All of this may lead a discouraged consultant to feel she may be better off hanging onto her products and trying to sell them at discount, use them as gifts... whatever. By the time she realizes even that won't work for a lot of the stuff she has on her shelves, it's too late. However, what she should realize is that MK only deducts (because it's all that's allowed) what the incentive "gifts" cost them, and that's not much at all. And the cost of shipping is still small compared to what she gets back from the return. And she can return product up to the value of what she ordered in the last 12 months, so even if she had things from 15 months ago initial inventory that were unmovable, but recently ordered things that she actually sold, she can return the old unmovable items (up to the value of what she purchased in the past year.) Also, it's important to realize that any money you spend on products (even though you bought them because you were really trying to build your business) is NOT tax deductible if those products are sitting in your basement. They must be either sold, used as demos, or discarded before you can take their cost as a business expense. If you do the product return, then you have proof that you discarded the products, and whatever you spent that you didn't get back should be deductible.

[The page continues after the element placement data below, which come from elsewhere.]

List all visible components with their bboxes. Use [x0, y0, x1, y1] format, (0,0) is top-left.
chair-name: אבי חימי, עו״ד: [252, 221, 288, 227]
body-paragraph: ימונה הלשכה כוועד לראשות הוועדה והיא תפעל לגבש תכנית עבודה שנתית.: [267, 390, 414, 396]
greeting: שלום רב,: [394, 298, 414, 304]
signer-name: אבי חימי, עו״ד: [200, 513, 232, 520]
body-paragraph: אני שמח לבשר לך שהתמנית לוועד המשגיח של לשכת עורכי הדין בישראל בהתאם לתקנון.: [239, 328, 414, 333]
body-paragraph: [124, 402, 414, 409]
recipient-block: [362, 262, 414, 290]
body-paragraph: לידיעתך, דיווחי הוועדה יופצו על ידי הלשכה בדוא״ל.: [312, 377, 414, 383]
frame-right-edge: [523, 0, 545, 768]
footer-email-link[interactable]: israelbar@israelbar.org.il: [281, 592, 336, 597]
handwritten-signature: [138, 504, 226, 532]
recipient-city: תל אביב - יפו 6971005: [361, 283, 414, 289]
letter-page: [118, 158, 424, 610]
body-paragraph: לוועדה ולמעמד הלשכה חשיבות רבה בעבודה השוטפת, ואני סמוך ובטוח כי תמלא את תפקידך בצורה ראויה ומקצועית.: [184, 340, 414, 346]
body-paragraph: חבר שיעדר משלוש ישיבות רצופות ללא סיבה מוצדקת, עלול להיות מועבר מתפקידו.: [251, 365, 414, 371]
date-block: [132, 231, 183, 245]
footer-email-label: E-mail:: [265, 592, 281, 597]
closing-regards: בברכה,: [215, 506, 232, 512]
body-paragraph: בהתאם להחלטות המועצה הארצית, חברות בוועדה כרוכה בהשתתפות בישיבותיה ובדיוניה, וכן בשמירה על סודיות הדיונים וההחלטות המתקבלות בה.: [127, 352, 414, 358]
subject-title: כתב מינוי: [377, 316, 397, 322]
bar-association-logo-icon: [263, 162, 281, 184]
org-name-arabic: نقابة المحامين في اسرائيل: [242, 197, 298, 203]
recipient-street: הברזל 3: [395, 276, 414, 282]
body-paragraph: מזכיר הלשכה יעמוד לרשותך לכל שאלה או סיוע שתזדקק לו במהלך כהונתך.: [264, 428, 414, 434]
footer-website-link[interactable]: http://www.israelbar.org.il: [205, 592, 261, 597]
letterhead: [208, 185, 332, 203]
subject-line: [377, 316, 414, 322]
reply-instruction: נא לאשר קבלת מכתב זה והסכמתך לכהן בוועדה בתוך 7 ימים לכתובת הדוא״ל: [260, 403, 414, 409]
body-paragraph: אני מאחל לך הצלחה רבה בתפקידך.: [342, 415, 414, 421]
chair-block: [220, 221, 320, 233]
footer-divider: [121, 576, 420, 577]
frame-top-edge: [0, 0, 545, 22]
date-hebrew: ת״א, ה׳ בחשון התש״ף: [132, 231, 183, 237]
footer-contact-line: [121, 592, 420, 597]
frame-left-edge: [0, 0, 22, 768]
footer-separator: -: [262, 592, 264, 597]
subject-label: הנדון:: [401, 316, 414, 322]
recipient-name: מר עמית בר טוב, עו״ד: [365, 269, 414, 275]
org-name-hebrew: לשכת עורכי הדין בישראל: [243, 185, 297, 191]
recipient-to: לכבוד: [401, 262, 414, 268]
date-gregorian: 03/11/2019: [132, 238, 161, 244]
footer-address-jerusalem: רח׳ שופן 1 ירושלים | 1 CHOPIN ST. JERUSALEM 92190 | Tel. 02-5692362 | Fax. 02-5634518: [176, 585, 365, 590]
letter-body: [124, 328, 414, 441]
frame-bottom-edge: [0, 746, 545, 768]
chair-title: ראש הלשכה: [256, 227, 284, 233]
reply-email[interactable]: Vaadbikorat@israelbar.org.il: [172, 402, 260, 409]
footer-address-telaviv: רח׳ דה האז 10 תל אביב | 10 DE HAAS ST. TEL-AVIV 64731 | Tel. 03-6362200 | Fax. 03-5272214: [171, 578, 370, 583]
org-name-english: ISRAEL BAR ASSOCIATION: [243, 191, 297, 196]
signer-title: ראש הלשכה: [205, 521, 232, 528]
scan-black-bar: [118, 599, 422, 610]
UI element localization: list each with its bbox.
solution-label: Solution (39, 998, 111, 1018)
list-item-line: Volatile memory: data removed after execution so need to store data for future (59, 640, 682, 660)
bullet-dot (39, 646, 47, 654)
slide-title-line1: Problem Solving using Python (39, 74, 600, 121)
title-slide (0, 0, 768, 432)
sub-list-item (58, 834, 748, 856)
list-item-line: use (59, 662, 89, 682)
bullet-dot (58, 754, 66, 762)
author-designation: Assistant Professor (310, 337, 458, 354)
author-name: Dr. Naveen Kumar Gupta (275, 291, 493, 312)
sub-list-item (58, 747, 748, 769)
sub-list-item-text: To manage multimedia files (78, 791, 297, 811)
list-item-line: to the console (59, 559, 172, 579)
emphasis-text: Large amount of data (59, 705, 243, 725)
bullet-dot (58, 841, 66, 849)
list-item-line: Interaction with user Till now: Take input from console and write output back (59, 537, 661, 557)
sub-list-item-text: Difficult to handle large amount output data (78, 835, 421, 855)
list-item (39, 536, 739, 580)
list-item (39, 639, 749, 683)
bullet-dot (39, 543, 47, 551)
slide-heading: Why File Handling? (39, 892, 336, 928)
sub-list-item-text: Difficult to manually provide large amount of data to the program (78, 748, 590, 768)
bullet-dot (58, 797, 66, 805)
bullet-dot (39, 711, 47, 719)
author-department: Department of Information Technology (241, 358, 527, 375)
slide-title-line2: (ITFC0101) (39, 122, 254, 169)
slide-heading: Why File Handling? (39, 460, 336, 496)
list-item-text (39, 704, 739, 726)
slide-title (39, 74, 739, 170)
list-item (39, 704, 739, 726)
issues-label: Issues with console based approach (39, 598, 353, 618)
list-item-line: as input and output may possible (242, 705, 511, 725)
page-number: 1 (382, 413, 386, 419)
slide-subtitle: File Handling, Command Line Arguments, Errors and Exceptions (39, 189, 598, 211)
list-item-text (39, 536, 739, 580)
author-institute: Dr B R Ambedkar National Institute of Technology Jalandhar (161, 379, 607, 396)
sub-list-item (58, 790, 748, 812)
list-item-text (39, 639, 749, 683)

RachelSuddeth web search for RachelSuddeth - 02 May 2005


The sales force in Mary Kay abuse Company policy for their own gain. I often wonder WHY the company continues to let the sales force publish false statements to the public via Unitnet and other public venues. I'd also like to know where Sally in her business. It's been over a year since she posted. Normally, in MLM's the lifetime of a representative doesn't last a year. I believe it's because people open their eyes to what this is really about and find a flood of misinformation, misrepresentation - so where does the responsibility lie for those who deceive us? On our site we have a trading board for those who were duped into purchasing unnecessary inventory and were furthermore lied to about WHEN they could return it. Even though it's written on the back of the consultant agreement where "it's a rolling 12 months", consultants are not encouraged to read the "small print" and are told the returns are in the first year only. This is WRONG. It's anything you purchase within the 12 months anytime.